O estudo compilou conhecimentos passados por anciãos da comunidade, catalogou o uso de inúmeras plantas medicinais e culminou em um artigo científico publicado internacionalmente.

Atualmente doutorando pela Universidade Federal de São Paulo (Unifesp), Hemerson cresceu na Terra Indígena Caramuru-Paraguassu e escolheu transformar a tradição em ciência acadêmica. A pesquisa foi desenvolvida com a orientação da professora Eliana Rodrigues e publicada no Journal of Ethnobiology and Ethnomedicine em 17 de maio.

O principal objetivo era identificar tratamentos comunitários para três problemas comuns de saúde: verminoses, diabetes e hipertensão. O pesquisador catalogou 175 plantas medicinais, sendo que 43 são usadas para essas doenças específicas. Segundo a revisão científica, quase 80% dessas plantas têm eficácia comprovada na literatura especializada.

Dentre as mais mencionadas, estão o mastruz, indicado para vermes, o capim-cidreira, utilizado para controlar a pressão alta, e a moringa, empregada no manejo da diabetes. Apenas o mastruz é nativo do Brasil; os outros são espécies exóticas introduzidas no país ao longo do tempo.

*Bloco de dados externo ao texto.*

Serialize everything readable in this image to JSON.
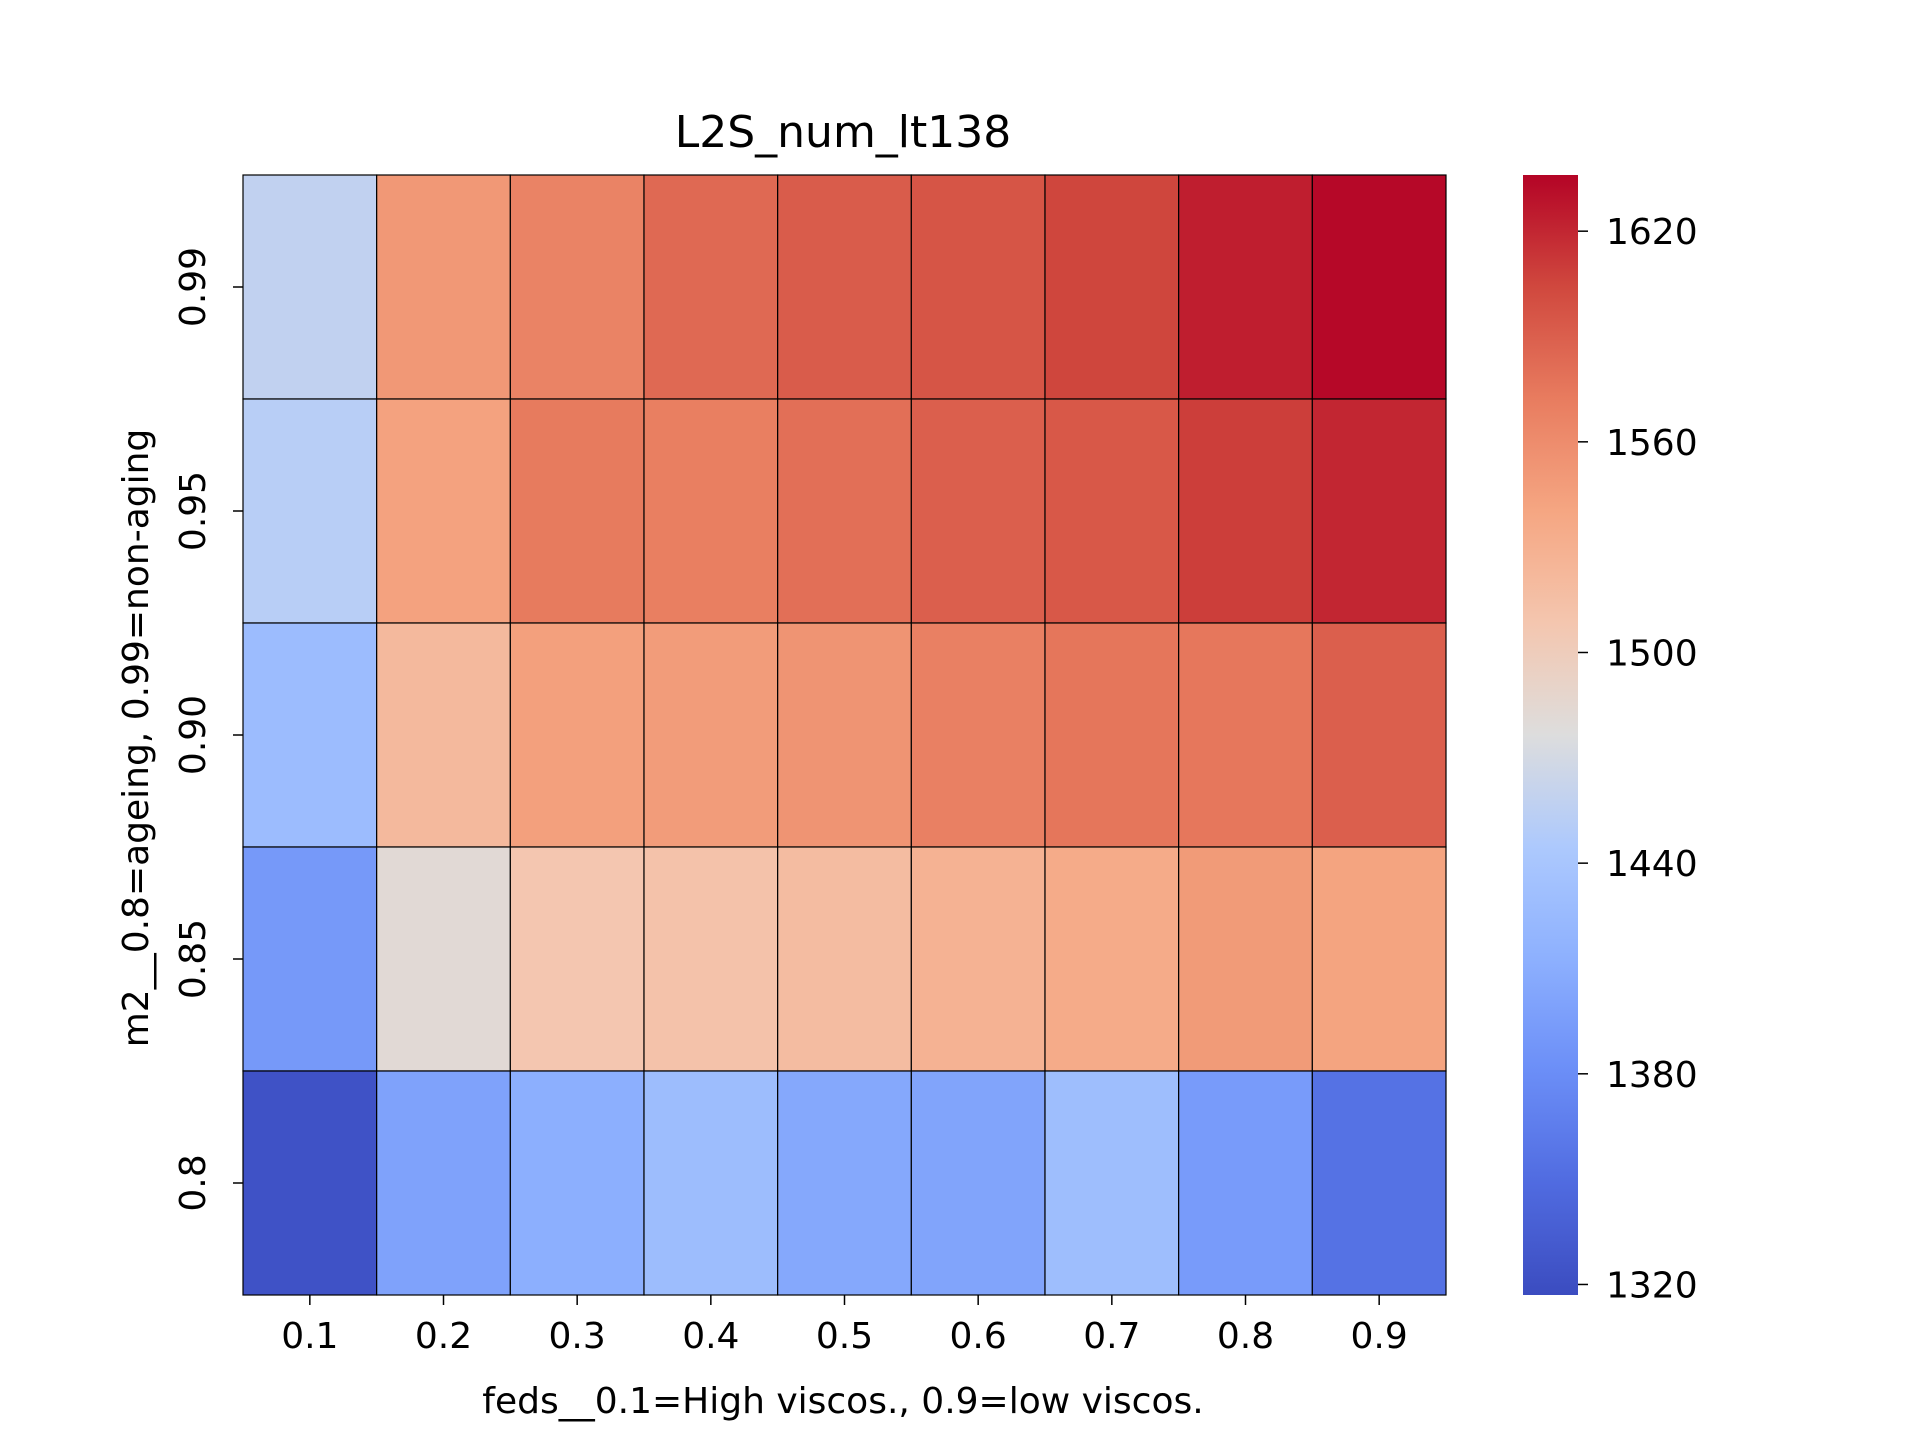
{
  "chart_data": {
    "type": "heatmap",
    "title": "L2S_num_lt138",
    "xlabel": "feds__0.1=High viscos., 0.9=low viscos.",
    "ylabel": "m2__0.8=ageing, 0.99=non-aging",
    "x_categories": [
      "0.1",
      "0.2",
      "0.3",
      "0.4",
      "0.5",
      "0.6",
      "0.7",
      "0.8",
      "0.9"
    ],
    "y_categories": [
      "0.99",
      "0.95",
      "0.90",
      "0.85",
      "0.8"
    ],
    "values": [
      [
        1458,
        1551,
        1567,
        1584,
        1592,
        1596,
        1605,
        1624,
        1634
      ],
      [
        1452,
        1543,
        1573,
        1570,
        1580,
        1590,
        1594,
        1609,
        1620
      ],
      [
        1428,
        1521,
        1545,
        1548,
        1554,
        1569,
        1576,
        1575,
        1590
      ],
      [
        1391,
        1482,
        1508,
        1512,
        1518,
        1528,
        1535,
        1549,
        1542
      ],
      [
        1323,
        1400,
        1412,
        1429,
        1405,
        1401,
        1430,
        1393,
        1355
      ]
    ],
    "colormap": "coolwarm",
    "color_range": [
      1317,
      1636
    ],
    "colorbar_ticks": [
      1320,
      1380,
      1440,
      1500,
      1560,
      1620
    ],
    "cell_edgecolor": "#000000"
  }
}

Hemerson ressalta que isso evidencia o impacto do deslocamento forçado e da destruição ambiental enfrentada pelo povo indígena. “Encontrei poucas espécies nativas. Muitas plantas citadas pelos anciãos desapareceram da floresta”, afirmou em comunicado.

O estudo envolveu entrevistas com 19 especialistas indígenas reconhecidos por seus saberes em práticas curativas. A maioria tinha mais de 60 anos e compartilhou memórias sobre o emprego de plantas, a preparação de remédios e as transformações culturais recentes da comunidade.

Muitos curandeiros atualmente seguem o evangélico, substituindo rezas tradicionais por orações e passagens bíblicas, sem abandonar completamente a medicina ancestral.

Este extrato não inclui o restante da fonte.